SEC scales back climate rule in response to concerns from industry

Two years after proposing an expansive and expensive climate disclosure regulation for public corporations, the Securities and Exchange Commission on March 6 adopted more narrow requirements amid concerns over potential legal disputes and recent court rulings, including one from the Supreme Court, that raised questions about the extent of the regulatory body’s jurisdiction. 

National Association of Manufacturers 

“The NAM demonstrated for the SEC the practical realities of such a sweeping proposed rule, encouraging the SEC to make significant changes to remove inflexible and infeasible mandates, require disclosure only of material information and protect small manufacturers from the impact of these requirements. Among other critical issues, the NAM called on the SEC to remove the rule’s onerous and unworkable Scope 3 supply chain emissions reporting mandate—which the SEC has now done,” NAM President and CEO Jay Timmons said.  

U.S. Chamber of Commerce 

“For two years now, the U.S. Chamber of Commerce has raised significant concerns about the scope, breadth, and legality of the SEC’s climate disclosure efforts. We are carefully reviewing the details of the rule and its legal underpinnings to understand its full impact. While it appears that some of the most onerous provisions of the initial proposed rule have been removed, this remains a novel and complicated rule that will likely have significant impact on businesses and their investors. The Chamber will continue to use all the tools at our disposal, including litigation if necessary, to prevent government overreach and preserve a competitive capital market system,” U.S. Chamber of Commerce Center for Capital Markets Competitiveness Executive Vice President Tom Quaadman. 

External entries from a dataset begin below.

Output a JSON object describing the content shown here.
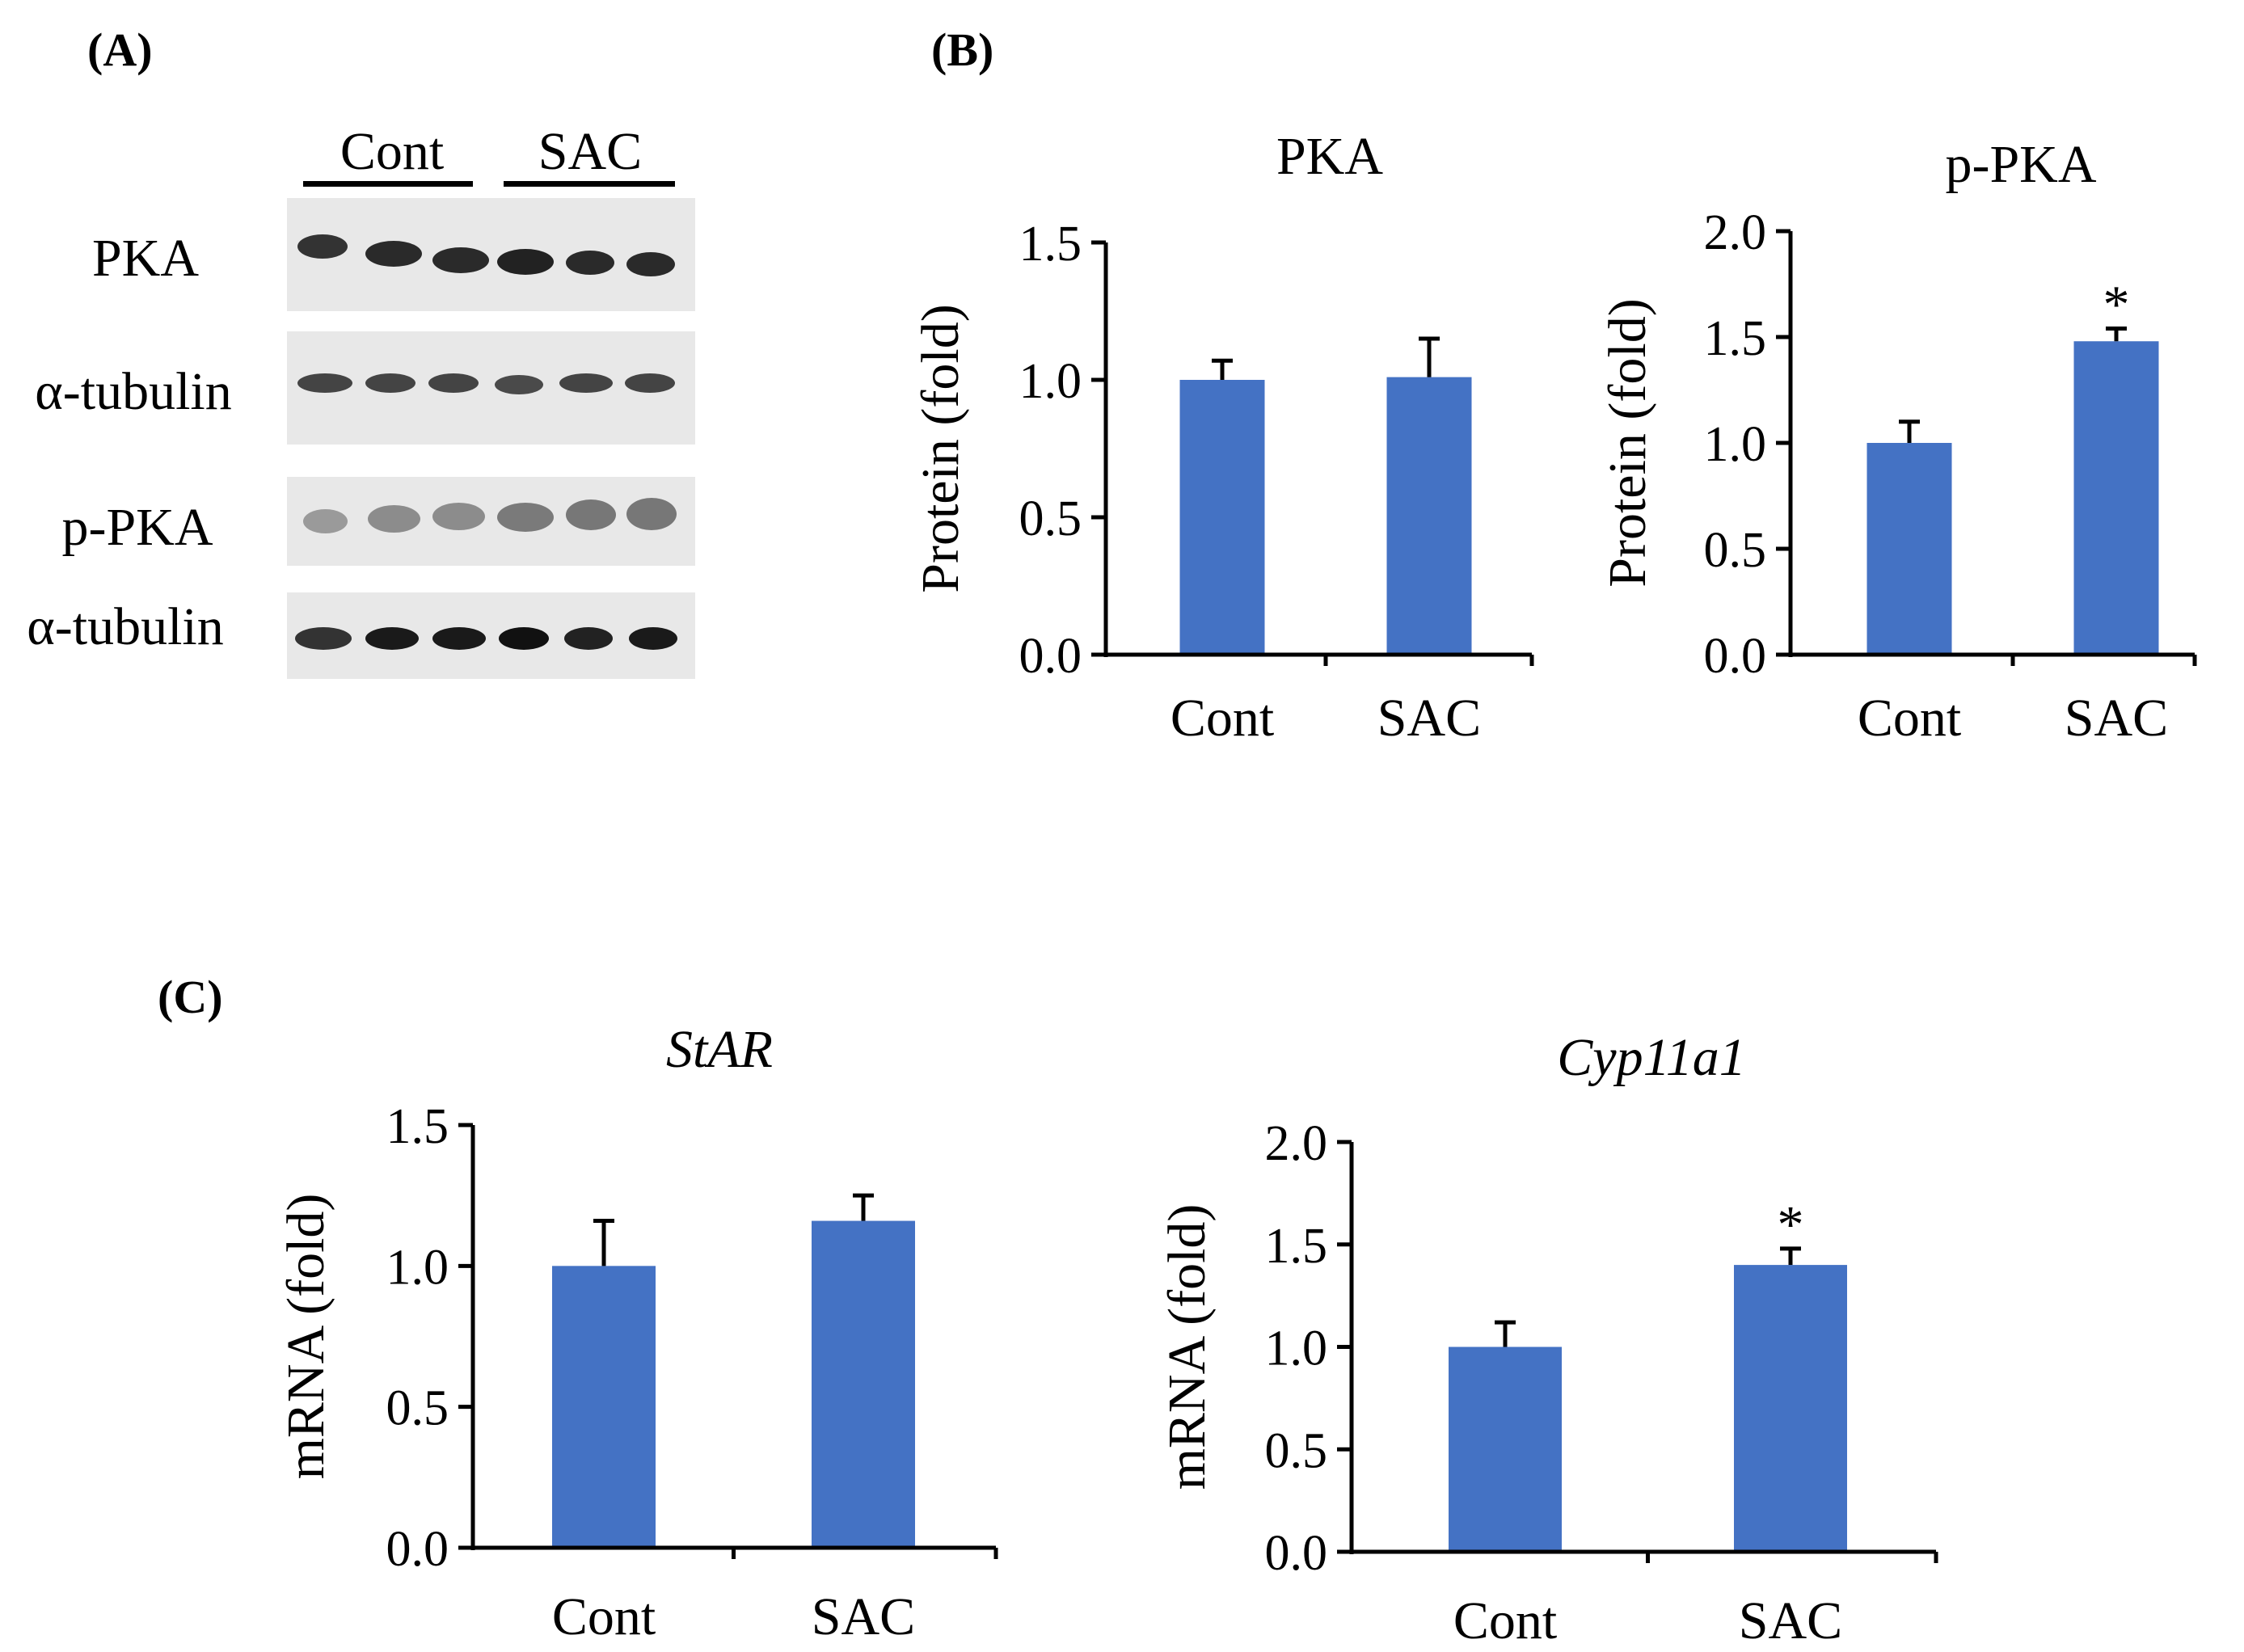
{
  "panels": {
    "a": "(A)",
    "b": "(B)",
    "c": "(C)"
  },
  "blot": {
    "groups": [
      "Cont",
      "SAC"
    ],
    "rows": [
      "PKA",
      "α-tubulin",
      "p-PKA",
      "α-tubulin"
    ]
  },
  "colors": {
    "bar": "#4472C4",
    "axis": "#000000",
    "blot_bg": "#e8e8e8"
  },
  "chart_data": [
    {
      "type": "bar",
      "title": "PKA",
      "title_italic": false,
      "categories": [
        "Cont",
        "SAC"
      ],
      "values": [
        1.0,
        1.01
      ],
      "errors": [
        0.07,
        0.14
      ],
      "ylabel": "Protein (fold)",
      "ylim": [
        0,
        1.5
      ],
      "yticks": [
        "0.0",
        "0.5",
        "1.0",
        "1.5"
      ],
      "significance": [
        "",
        ""
      ]
    },
    {
      "type": "bar",
      "title": "p-PKA",
      "title_italic": false,
      "categories": [
        "Cont",
        "SAC"
      ],
      "values": [
        1.0,
        1.48
      ],
      "errors": [
        0.1,
        0.06
      ],
      "ylabel": "Protein (fold)",
      "ylim": [
        0,
        2.0
      ],
      "yticks": [
        "0.0",
        "0.5",
        "1.0",
        "1.5",
        "2.0"
      ],
      "significance": [
        "",
        "*"
      ]
    },
    {
      "type": "bar",
      "title": "StAR",
      "title_italic": true,
      "categories": [
        "Cont",
        "SAC"
      ],
      "values": [
        1.0,
        1.16
      ],
      "errors": [
        0.16,
        0.09
      ],
      "ylabel": "mRNA (fold)",
      "ylim": [
        0,
        1.5
      ],
      "yticks": [
        "0.0",
        "0.5",
        "1.0",
        "1.5"
      ],
      "significance": [
        "",
        ""
      ]
    },
    {
      "type": "bar",
      "title": "Cyp11a1",
      "title_italic": true,
      "categories": [
        "Cont",
        "SAC"
      ],
      "values": [
        1.0,
        1.4
      ],
      "errors": [
        0.12,
        0.08
      ],
      "ylabel": "mRNA (fold)",
      "ylim": [
        0,
        2.0
      ],
      "yticks": [
        "0.0",
        "0.5",
        "1.0",
        "1.5",
        "2.0"
      ],
      "significance": [
        "",
        "*"
      ]
    }
  ]
}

The SEC also modified the initially suggested Scope 1 and Scope 2 disclosures, now mandating that only larger companies furnish emissions data if it’s deemed material. Scope 1 pertains to direct emissions, while Scope 2 refers to indirect emissions from purchased energy. The SEC dropped Scope 3 entirely, which would have required reporting across customers and supply chains and would be difficult for companies to calculate.  

The regulation mandates that companies must divulge the capitalized costs, expenditures, and losses associated with carbon offsets and renewable energy credits or certificates if they utilize them as significant elements in attaining their climate objectives or targets. 

Despite its narrower scope than originally proposed, the rule could still face a legal challenge from industry that it violates the “major questions” doctrine, which the Supreme Court cited in West Virginia v. EPA, a 2022 ruling that curbed EPA’s ability to regulate greenhouse gas emissions from coal-fired power plants and that requires Congress to give agencies permission to adopt policies of significant political or economic consequence.  

“The NAM remains committed to ensuring the SEC acts within its statutory authority, prioritizes flexibility and provides much-needed guidance—just as we are committed to providing leadership in addressing environmental challenges,” said Timmons, “This is why the NAM is keeping all options on the table as we evaluate the rule’s potential impacts on the manufacturing sector.”